The park has three parts, the North Unit, the Stronghold Unit and the Palmer Creek Unit. Most of the roads and trails, and as a result, most of the visitors, are in the North Unit. The Stronghold and Palmer Creek Units are on within the Pine Ridge Indian Reservation. There are roads though a couple parts of the Stronghold Unit. The Palmer Creek Unit is entirely isolated. You have to ask permission from landowners to cross their property to even get to it.
Most people go to the Visitors' Center in the North Unit and then take the Loop Road, which goes through roughly half of the North Unit. I started by doing that, stopping at all the overlooks and taking pictures. I then continued on the dirt road to the other, less visited half of the North Unit, where you can see a Prairie Dog town and the buffalo. Unlike at Wind Cave, the buffalo are fenced in. They have fences around the park and along the roadway plus the badlands act as a very effective fence.
Most of the wildlife now in the park had to be re-introduced. All of the buffalo, black-footed ferrets, Swift foxes and Bighorn sheep within the park had been killed off. They were re-introduced at various times from various places. The Bighorn sheep that were re-introduced were a different species than the ones that originally lived here since the original species had been hunted to extinction. The black-footed ferret is still on the endangered species list but the park and the adjacent grasslands has been the most successful re-introduction site. I didn't seen any foxes or sheep but I did see a number of buffalo.

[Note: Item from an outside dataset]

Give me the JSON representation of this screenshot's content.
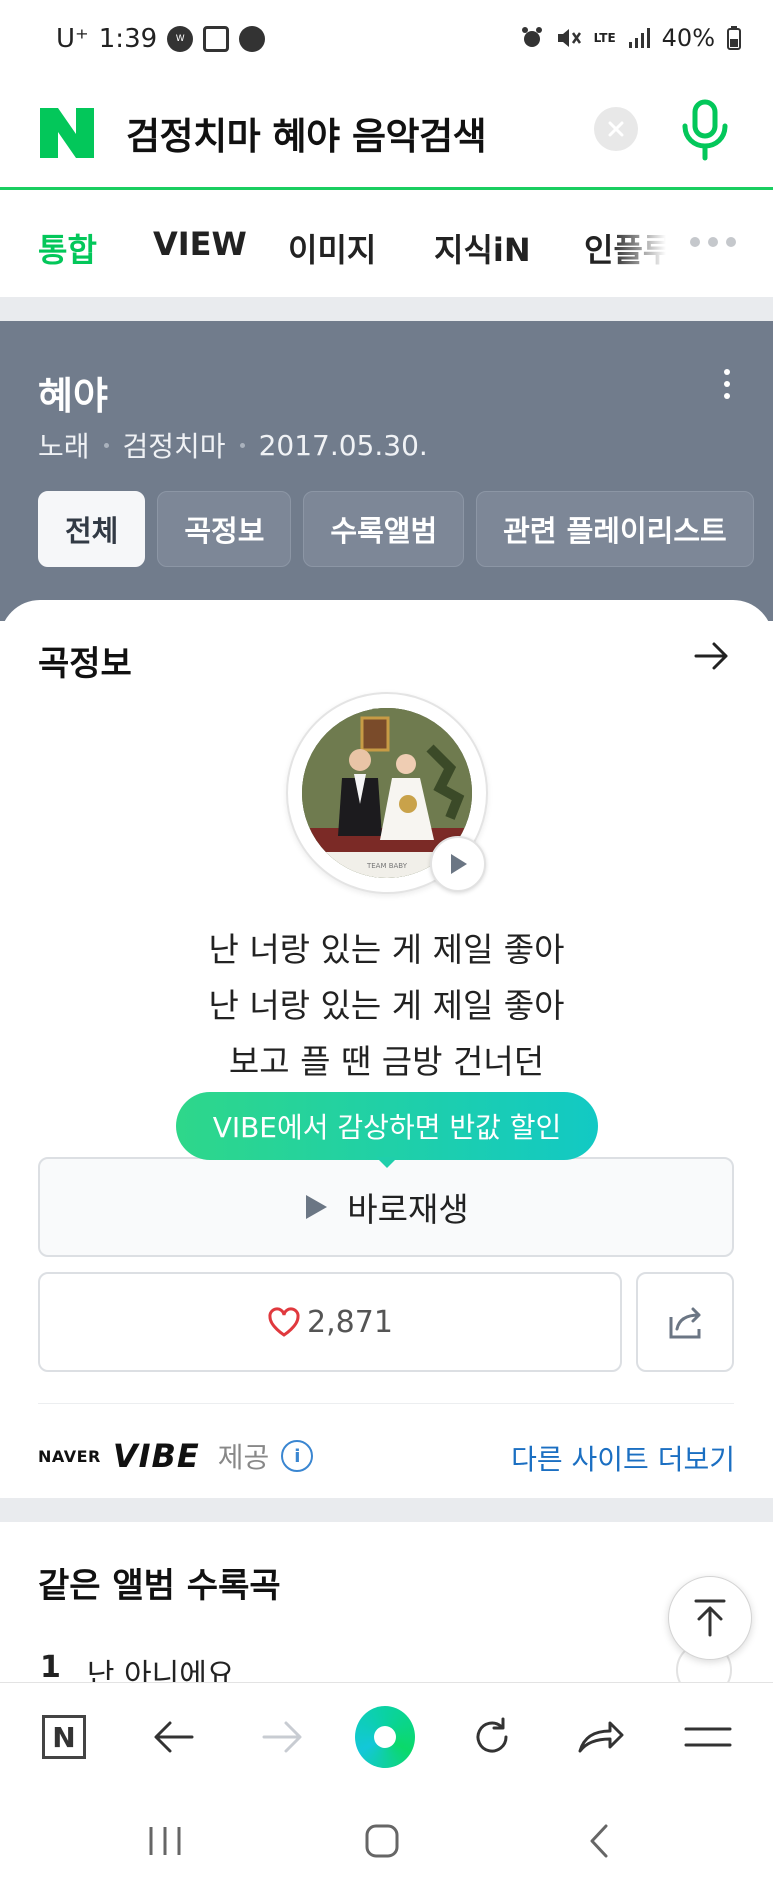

After driving through the North Unit I went to the Stronghold Unit where there was a 4-wheel drive road shown on the map. I found the 4WD road and took it. At first I was disappointed. I wanted a real 4WD road to try out my new 4WD Toyota 4Runner but the first part of the road was fine. I got to a hill but I still thought I could have gotten up it in my old mini-van. Then I got to a sign that said "High Clearance Vehicles Only". The road did deteriorate past the sign but, at first, I thought my mini-van could probably have made it. After a while the road got worse and I thought I was getting somewhere I couldn't have gotten in my old car.

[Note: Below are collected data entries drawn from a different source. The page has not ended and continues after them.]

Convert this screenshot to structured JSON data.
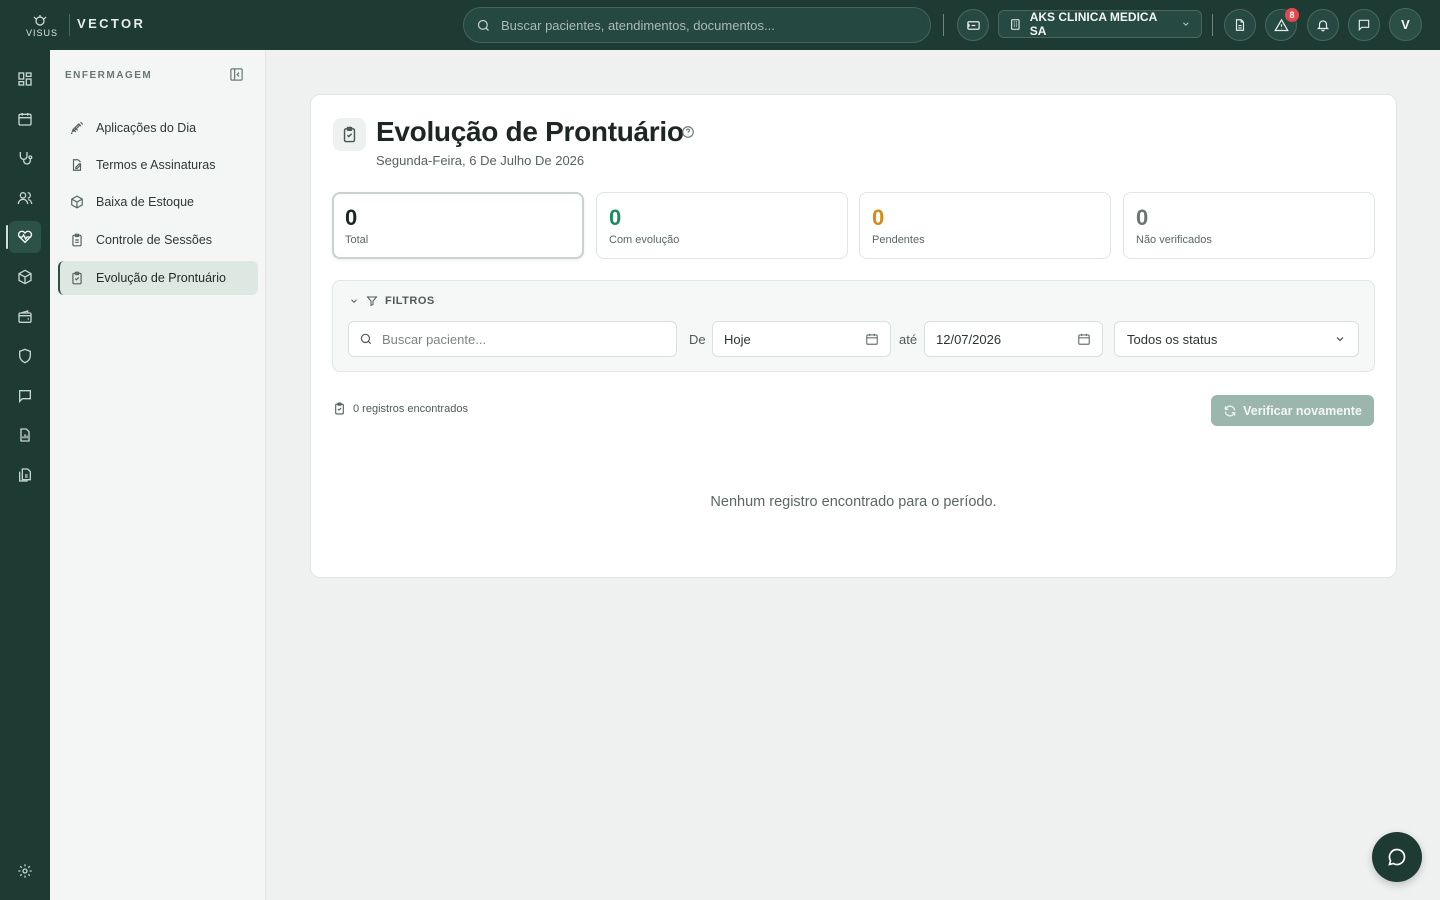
{
  "topbar": {
    "logo_text": "VISUS",
    "brand": "VECTOR",
    "search_placeholder": "Buscar pacientes, atendimentos, documentos...",
    "organization": "AKS CLINICA MEDICA SA",
    "alerts_badge": "8",
    "avatar_initial": "V"
  },
  "sidebar": {
    "section_title": "ENFERMAGEM",
    "items": [
      {
        "label": "Aplicações do Dia",
        "icon": "syringe-icon"
      },
      {
        "label": "Termos e Assinaturas",
        "icon": "file-signature-icon"
      },
      {
        "label": "Baixa de Estoque",
        "icon": "package-icon"
      },
      {
        "label": "Controle de Sessões",
        "icon": "clipboard-icon"
      },
      {
        "label": "Evolução de Prontuário",
        "icon": "clipboard-check-icon",
        "active": true
      }
    ]
  },
  "page": {
    "title": "Evolução de Prontuário",
    "date": "Segunda-Feira, 6 De Julho De 2026"
  },
  "stats": [
    {
      "value": "0",
      "label": "Total",
      "color": "#1d2623"
    },
    {
      "value": "0",
      "label": "Com evolução",
      "color": "#1f8a62"
    },
    {
      "value": "0",
      "label": "Pendentes",
      "color": "#d88a16"
    },
    {
      "value": "0",
      "label": "Não verificados",
      "color": "#6b7571"
    }
  ],
  "filters": {
    "title": "FILTROS",
    "patient_placeholder": "Buscar paciente...",
    "from_label": "De",
    "from_value": "Hoje",
    "to_label": "até",
    "to_value": "12/07/2026",
    "status_value": "Todos os status"
  },
  "results": {
    "count_text": "0 registros encontrados",
    "reverify_label": "Verificar novamente",
    "empty_message": "Nenhum registro encontrado para o período."
  },
  "colors": {
    "brand_dark": "#1e3b33",
    "accent_green": "#1f8a62",
    "accent_orange": "#d88a16",
    "badge_red": "#e5484d"
  }
}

The road lead up to the top of a mesa, the Sheep Mountain Table. There were views off the mesa to the surrounding badlands. These badlands were different from the ones in the North Unit and looked somewhat like the strange formations in Bryce Canyon National Park. The hills tend to have steeper sides and to be smaller than in the North Unit. I drove around the loop at the top of the table and took pictures. Then just as I was finishing the loop my bubble was burst; a 2WD mini-van came driving up. I guess I could have made it in my old car.
I may go back to the park tomorrow but I plan on stopping at the Minuteman Missile National Historic Site, which is on my way to the closest park entrance. If I can get on a tour I'll probably take it. There was also a place offering helicopter rides. I assume they fly over the park. I'll probably stop and talk to them too. Whatever I do during the day, I head to Pierre in the evening.